From its name, you would think the Environmental protection Authority was there to protect the environment. But we've had another reminder that nothing could be further from the truth, with its decision to allow a toxic, burned-out Korean fishing boat to be dumped at sea:

The ship's owner, Dong Won NZ (DWNZ), applied for a non-notified consent to dump the trawler 25 nautical miles south-east of Otago Harbour.

The Environmental Protection Authority (EPA) granted that precedent-setting request, on April 30.

Several agencies were approached by the EPA before the decision, including a letter from Environment Canterbury chair Bill Bayfield.

In that letter, obtained by Stuff, he wrote that while ECan had no statutory means to influence the EPA's decision, ''we feel duty bound to bring this to your attention''.

''It is our concern that the disposal of the vessel is being driven more by convenience and cost, than delivering preferred environmental outcomes,'' he wrote.

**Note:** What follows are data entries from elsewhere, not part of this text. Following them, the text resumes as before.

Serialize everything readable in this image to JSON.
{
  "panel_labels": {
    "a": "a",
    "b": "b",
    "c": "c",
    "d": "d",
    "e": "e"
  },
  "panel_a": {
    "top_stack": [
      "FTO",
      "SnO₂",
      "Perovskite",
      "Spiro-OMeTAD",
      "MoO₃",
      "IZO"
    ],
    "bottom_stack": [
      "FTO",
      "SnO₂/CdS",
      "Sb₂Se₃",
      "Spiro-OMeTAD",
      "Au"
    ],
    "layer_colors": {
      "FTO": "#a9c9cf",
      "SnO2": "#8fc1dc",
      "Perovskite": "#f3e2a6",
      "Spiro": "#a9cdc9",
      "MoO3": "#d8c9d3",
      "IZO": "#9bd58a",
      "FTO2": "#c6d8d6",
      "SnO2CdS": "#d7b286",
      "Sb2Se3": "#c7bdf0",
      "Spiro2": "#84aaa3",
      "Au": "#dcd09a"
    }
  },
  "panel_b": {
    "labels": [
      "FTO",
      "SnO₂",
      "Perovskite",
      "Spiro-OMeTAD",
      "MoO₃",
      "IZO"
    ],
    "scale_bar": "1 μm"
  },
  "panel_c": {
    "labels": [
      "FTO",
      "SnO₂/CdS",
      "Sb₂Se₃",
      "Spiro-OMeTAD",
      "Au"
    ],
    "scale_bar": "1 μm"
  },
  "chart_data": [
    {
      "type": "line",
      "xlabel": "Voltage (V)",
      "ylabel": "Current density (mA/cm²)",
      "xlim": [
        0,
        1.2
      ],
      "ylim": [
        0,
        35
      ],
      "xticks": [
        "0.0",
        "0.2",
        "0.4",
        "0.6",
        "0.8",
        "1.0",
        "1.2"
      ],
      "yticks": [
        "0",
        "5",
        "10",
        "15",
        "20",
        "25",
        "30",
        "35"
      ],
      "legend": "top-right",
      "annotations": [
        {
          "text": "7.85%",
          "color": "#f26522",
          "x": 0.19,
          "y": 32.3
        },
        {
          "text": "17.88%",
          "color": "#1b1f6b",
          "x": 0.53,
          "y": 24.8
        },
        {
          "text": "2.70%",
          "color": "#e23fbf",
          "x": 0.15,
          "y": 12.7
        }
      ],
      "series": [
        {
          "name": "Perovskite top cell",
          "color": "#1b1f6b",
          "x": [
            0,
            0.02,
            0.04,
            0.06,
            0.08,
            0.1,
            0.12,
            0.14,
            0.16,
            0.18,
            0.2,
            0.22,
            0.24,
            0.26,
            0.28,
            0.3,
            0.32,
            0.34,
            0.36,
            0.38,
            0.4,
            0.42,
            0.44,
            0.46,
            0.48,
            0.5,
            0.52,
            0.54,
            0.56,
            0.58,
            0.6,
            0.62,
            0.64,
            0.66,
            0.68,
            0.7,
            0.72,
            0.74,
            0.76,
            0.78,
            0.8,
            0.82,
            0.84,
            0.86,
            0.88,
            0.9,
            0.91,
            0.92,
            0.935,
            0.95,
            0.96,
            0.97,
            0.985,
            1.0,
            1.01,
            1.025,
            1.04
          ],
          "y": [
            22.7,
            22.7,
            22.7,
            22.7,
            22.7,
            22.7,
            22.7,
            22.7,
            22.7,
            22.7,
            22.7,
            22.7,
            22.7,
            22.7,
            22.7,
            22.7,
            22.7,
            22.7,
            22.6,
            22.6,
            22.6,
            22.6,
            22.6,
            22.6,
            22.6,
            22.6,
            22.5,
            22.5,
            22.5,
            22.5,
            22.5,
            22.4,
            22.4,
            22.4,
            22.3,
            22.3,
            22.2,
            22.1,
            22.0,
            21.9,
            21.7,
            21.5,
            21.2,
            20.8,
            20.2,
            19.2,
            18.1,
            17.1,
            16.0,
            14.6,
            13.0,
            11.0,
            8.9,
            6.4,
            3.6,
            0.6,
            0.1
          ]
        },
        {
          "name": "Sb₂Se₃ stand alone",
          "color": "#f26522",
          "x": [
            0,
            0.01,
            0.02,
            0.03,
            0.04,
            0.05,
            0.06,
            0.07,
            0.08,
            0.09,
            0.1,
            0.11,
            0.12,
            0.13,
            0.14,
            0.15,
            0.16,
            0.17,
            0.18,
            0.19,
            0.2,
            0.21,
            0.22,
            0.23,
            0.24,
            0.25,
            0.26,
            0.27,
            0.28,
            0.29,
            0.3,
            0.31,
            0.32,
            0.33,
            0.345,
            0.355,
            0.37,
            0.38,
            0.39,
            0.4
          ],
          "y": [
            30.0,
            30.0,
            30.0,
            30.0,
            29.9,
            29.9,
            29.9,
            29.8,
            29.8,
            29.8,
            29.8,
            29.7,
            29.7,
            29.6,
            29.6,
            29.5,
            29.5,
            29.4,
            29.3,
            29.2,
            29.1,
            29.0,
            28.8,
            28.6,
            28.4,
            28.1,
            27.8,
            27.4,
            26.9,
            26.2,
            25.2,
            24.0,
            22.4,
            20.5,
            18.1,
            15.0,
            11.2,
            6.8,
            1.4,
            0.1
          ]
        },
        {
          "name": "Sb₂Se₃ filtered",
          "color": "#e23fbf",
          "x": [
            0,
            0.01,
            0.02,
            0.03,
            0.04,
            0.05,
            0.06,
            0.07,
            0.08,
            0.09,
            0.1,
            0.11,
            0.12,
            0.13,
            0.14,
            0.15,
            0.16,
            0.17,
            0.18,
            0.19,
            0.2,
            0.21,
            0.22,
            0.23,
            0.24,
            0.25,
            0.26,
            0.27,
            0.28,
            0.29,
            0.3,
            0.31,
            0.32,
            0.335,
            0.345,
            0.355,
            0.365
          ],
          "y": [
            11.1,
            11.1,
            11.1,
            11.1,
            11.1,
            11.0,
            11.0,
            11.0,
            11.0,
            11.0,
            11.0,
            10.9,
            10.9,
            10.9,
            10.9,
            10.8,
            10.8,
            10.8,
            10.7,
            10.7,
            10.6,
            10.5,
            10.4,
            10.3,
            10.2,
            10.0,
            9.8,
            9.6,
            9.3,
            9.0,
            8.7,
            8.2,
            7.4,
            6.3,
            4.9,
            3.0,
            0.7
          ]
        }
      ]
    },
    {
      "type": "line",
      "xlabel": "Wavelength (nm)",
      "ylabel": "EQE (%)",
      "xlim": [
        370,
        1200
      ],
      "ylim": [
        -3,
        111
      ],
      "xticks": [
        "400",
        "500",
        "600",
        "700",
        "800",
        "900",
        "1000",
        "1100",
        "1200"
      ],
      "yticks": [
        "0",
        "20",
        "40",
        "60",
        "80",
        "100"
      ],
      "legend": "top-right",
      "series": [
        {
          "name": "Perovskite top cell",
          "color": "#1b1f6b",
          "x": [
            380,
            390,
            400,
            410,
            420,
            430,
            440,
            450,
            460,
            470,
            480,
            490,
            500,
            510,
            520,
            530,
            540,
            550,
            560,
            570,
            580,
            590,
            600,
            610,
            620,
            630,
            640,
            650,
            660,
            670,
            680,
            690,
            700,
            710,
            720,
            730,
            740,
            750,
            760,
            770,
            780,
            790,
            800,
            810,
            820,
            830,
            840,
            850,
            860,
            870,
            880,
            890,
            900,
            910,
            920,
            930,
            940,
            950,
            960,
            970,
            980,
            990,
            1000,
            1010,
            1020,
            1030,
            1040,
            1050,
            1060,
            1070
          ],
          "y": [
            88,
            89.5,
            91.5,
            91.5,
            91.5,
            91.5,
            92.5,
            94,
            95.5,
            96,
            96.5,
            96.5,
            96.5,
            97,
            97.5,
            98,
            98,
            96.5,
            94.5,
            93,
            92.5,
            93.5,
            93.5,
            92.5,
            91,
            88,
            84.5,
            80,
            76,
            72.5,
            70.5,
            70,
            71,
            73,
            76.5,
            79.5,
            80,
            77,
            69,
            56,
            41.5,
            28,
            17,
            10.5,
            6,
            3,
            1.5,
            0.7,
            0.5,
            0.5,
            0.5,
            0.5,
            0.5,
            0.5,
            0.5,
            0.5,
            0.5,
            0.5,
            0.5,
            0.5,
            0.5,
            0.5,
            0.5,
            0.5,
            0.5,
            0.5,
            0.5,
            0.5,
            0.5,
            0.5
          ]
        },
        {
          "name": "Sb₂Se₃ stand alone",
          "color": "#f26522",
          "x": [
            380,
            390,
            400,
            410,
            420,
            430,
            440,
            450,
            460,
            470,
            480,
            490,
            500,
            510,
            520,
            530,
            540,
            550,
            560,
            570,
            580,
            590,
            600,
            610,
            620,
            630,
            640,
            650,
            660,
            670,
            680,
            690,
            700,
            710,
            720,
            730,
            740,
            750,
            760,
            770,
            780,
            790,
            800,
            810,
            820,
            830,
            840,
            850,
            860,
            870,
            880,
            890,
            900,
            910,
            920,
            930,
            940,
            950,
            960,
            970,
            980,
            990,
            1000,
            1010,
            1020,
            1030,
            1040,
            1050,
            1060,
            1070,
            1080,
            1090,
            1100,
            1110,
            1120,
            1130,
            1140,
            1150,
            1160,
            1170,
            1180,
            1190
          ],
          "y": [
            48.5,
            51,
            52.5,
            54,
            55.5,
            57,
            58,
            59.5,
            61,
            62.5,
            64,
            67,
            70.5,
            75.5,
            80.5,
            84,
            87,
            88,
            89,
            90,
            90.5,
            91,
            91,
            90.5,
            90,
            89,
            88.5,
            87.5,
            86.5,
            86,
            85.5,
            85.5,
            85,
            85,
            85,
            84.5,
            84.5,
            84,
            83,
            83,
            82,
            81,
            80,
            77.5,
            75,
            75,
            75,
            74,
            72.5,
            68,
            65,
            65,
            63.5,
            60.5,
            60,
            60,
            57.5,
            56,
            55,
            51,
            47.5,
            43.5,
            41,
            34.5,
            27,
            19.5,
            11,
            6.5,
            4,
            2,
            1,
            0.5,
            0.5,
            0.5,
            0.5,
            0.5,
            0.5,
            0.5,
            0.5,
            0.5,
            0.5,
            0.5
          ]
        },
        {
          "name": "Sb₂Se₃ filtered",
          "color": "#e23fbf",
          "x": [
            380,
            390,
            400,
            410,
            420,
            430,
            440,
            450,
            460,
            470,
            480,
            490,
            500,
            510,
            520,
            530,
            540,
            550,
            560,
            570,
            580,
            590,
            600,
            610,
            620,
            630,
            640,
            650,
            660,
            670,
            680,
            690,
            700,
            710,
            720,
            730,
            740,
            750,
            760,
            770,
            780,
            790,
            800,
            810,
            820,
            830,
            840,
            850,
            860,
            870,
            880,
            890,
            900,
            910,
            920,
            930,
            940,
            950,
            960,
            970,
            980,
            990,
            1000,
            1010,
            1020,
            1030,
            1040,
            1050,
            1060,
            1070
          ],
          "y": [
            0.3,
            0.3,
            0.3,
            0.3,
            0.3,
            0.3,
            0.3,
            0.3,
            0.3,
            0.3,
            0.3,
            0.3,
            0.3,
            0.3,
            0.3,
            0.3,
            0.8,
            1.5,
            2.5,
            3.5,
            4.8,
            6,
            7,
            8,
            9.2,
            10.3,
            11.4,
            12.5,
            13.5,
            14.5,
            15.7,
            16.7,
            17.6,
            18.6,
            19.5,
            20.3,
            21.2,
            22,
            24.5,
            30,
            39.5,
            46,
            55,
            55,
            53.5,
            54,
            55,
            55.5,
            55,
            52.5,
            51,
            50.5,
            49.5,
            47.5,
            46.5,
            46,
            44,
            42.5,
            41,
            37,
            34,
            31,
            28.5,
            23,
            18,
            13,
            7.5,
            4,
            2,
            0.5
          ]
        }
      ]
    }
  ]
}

Ships have been deliberately sunk in New Zealand waters before - the HMNZS Wellington springs to mind - but they've been carefully stripped beforehand. And the reason for that is that ships are toxic waste, full of asbestos, heavy metals, oil, and PCBs. Dumping toxic waste is explicitly forbidden under the EEZ Act, and by the London Convention on the Prevention of Marine Pollution by Dumping of Wastes and Other Matter it purports to implement. But the EPA has decided to go ahead and allow it anyway, because it is cheaper for this toxic ship's foreign owners to pollute our waters than clean up their mess properly. Which is a disgusting abrogation of responsibility.

This foreign company should be required to take full responsibility for the toxic waste they have left in New Zealand. And if they don't want to pay for it, the New Zealand government should pursue them through the courts until they do. It is that simple.